Auf Initiative von "Unterwasserwelt" hat die australische Regierung den Großen Fetzenfisch vor mehreren Jahren für schutzwürdig erklärt. Angestrebt wird, sämtliche Arten der Familie Syngnathidae unter das Washingtoner Artenschutzabkommen zu stellen. Seit etwa einem Jahr kann man sie aus Australien nur noch mit besonderer Erlaubnis ausführen. Die Tiere müssen in Aquarien gezüchtet beziehungsweise im Rahmen eines genehmigten Programms gefangen worden sein.
Derartige Gesetze sollen Mißstände unterbinden wie die, Seepferdchen und ihre Verwandten in Andenkenläden zu verhökern oder in Asien als Aphrodisiaka zu verwenden. Auch ein besser kontrollierter Versand an Aquarianer und Zoos dürfte zum Schutz dieser Arten beitragen. Die Nachfrage von solchen Einrichtungen ist groß. Angeblich wurden in Japan für einen Fetzenfisch 4800 Dollar gezahlt. Leider sind diese spektakulären Tiere äußerst schwer zu halten – viele gehen in Gefangenschaft bald ein. Auch im natürlichen Lebensraum sind sie bedroht, wie überhaupt die Syngnathidae weltweit, und nicht nur weil sie exotisch wirken: Auch Wasserverschmutzung und Überfischung machen sich bemerkbar; viele fallen Schleppnetzen zum Opfer.
Die "Unterwasserwelt" in Perth hat mitgeholfen, im Programm Australiens zur Erfassung von Fetzenfischen, an dem landesweit eine Reihe von Ministerien verschiedener Staaten und Organisationen teilnehmen, den westaustralischen Zweig ins Leben zu rufen.
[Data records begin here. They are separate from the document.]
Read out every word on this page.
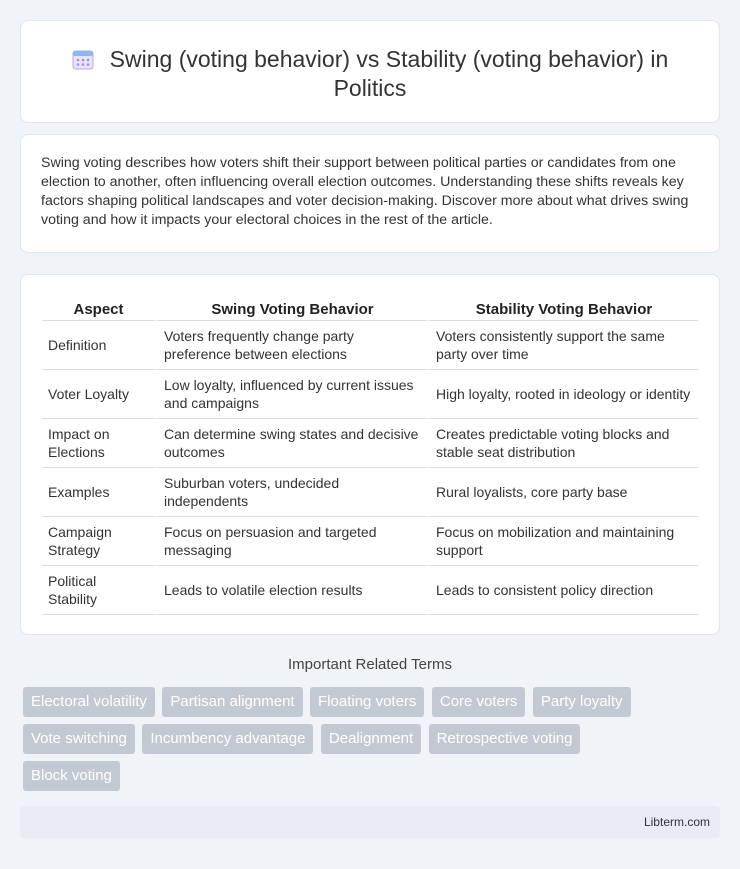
Swing (voting behavior) vs Stability (voting behavior) in Politics

Swing voting describes how voters shift their support between political parties or candidates from one election to another, often influencing overall election outcomes. Understanding these shifts reveals key factors shaping political landscapes and voter decision-making. Discover more about what drives swing voting and how it impacts your electoral choices in the rest of the article.

Aspect	Swing Voting Behavior	Stability Voting Behavior
Definition	Voters frequently change party preference between elections	Voters consistently support the same party over time
Voter Loyalty	Low loyalty, influenced by current issues and campaigns	High loyalty, rooted in ideology or identity
Impact on Elections	Can determine swing states and decisive outcomes	Creates predictable voting blocks and stable seat distribution
Examples	Suburban voters, undecided independents	Rural loyalists, core party base
Campaign Strategy	Focus on persuasion and targeted messaging	Focus on mobilization and maintaining support
Political Stability	Leads to volatile election results	Leads to consistent policy direction
Important Related Terms
Electoral volatility Partisan alignment Floating voters Core voters Party loyalty Vote switching Incumbency advantage Dealignment Retrospective voting Block voting
Libterm.com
Zunächst ging es dabei nur um die Freiland-Populationen des Großen Fetzenfisches, doch inzwischen kümmern wir uns auch um die Bestände von Seepferdchen und Seenadeln. Unter anderem erfassen wir Berichte von Tauchern, Fischern sowie Leuten, die angespülte Tiere finden. Daraus erschließen wir Populationsgrößen und Verbreitungsgebiete. Noch wissen wir über die faszinierenden Fetzenfische sehr wenig, doch wir hoffen, sie bald besser zu verstehen.